On 23/06/2010 11:10 PM, WM wrote: > On 23 Jun., 14:51, Sylvia Else<syl...@not.here.invalid> wrote: > >> Cantor doesn't rely on being able to identify a last digit. He's just >> saying that no matter how far down the list you look, you'll find that >> the element at that point doesn't match the anti-diagonal. > > > That is wrong. Cantor uses the alleged "fact", that infinity can be > completed, i.e., that that the infinite list can be finished. > If he would only assume what you say, then the anti-diagonal could > remain in the unknown part of the list. You know and appreciate that > after *any* line number n there are infinitely many more lines?
Yet it's clear that if you look at any later line m, you will still find that it doesn't match the anti-diagonal.
> >> But you can't >> even begin to formulate his proof if you can't identify the first >> element of the list (and hence first digit of the anti-diagonal) either. > > Isn't it enough, also in my case, to know that every antidiagonal has > a first digit? In fact it has. Every antidiagonal is constructed from > a list with a first line (that is the previous antidiagonal) and the > remaining list. Every line has a finite number n.

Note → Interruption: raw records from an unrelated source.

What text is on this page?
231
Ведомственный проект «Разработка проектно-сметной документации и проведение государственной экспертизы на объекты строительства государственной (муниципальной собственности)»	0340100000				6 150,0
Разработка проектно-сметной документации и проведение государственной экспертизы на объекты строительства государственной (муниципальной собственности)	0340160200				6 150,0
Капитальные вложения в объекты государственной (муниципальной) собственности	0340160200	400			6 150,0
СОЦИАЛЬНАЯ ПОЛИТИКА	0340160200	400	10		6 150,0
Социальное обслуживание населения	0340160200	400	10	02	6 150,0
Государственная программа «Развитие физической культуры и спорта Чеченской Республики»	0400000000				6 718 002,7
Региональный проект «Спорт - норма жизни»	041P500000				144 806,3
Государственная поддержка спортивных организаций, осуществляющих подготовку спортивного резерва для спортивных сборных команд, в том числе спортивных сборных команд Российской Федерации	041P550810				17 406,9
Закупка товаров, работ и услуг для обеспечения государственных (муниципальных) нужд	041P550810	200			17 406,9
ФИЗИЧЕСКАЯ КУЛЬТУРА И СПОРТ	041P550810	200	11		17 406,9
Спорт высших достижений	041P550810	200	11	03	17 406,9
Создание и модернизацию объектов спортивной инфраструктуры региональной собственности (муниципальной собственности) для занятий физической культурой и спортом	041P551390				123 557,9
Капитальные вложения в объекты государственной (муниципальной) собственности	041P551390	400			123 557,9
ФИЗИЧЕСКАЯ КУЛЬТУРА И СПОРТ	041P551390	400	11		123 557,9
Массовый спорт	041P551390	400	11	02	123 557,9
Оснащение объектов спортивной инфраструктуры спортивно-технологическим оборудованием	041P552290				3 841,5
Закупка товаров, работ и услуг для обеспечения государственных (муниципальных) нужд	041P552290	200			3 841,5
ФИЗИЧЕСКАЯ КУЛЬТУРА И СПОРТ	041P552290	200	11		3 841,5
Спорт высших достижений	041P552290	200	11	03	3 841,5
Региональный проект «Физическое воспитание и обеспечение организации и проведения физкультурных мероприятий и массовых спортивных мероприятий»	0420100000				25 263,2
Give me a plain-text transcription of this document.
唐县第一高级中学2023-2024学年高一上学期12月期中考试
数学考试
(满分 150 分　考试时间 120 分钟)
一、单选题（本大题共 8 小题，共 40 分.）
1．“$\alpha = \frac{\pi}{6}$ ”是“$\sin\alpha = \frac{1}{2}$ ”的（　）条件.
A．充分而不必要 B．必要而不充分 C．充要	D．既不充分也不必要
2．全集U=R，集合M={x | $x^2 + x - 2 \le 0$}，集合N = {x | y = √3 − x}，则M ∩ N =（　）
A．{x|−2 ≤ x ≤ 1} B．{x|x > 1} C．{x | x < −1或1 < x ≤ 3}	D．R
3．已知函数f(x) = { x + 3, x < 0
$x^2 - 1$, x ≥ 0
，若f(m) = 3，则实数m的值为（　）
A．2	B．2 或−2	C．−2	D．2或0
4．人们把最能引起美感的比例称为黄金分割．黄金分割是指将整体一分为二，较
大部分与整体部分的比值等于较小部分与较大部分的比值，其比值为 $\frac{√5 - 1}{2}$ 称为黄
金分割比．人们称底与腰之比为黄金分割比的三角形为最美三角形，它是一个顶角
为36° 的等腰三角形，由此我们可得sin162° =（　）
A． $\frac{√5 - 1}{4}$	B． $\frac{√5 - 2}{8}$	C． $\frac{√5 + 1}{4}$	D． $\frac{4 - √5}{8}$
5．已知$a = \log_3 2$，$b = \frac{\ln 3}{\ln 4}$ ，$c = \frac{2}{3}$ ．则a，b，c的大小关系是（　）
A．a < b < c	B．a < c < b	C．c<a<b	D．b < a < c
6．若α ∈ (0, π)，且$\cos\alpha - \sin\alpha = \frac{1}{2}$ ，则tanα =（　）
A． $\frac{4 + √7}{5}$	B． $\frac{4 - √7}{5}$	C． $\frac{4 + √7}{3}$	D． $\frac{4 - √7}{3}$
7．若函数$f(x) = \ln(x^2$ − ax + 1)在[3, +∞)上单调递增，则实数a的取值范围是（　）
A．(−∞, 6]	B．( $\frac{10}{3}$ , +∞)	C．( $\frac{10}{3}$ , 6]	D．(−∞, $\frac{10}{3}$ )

I agree that every anti-diagonal you added is well defined. But for your proof to work you also have to look at the anti-diagonal of the list after you've added all of the (infinitely many) constructed anti-diagonals. To construct the first digit of that anti-diagonal you have to look at the first element in the list. But it has no first element - any element you might claim is the first is in fact preceded by infinitely many other elements. So you have no way of deciding what the first digit of the anti-diagonal should be, let alone any of the other digits.
Your proof falls apart if you cannot construct the anti-diagonal which you claim should have been in the list.
As I observed earlier, this problem can be obviated by changing how the list is constructed. I can't see why you're opposing that, unless you consider it more than a cosmetic change for reasons that escape me.
>> >> First and last are interchangeable, of course, but with your >> construction above, you can't specify either the first or the last. > > As I told you, my notation is only an abbreviation for the following > definition: > 1) Take a list L0 of all rational numbers. > 2) Construct its antidiagonal A0. > 3) Add it at position 0 to get (A0,L0) > 4) Construct the antidiagonal A1. > 5) and so on. >
With a resulting 'list' which is infinite at both ends.
> There occurs never a problem, because we know Hilberts hotel, don't > we?
I'd have thought the Grand Hotel Cigar Mystery was the one to watch.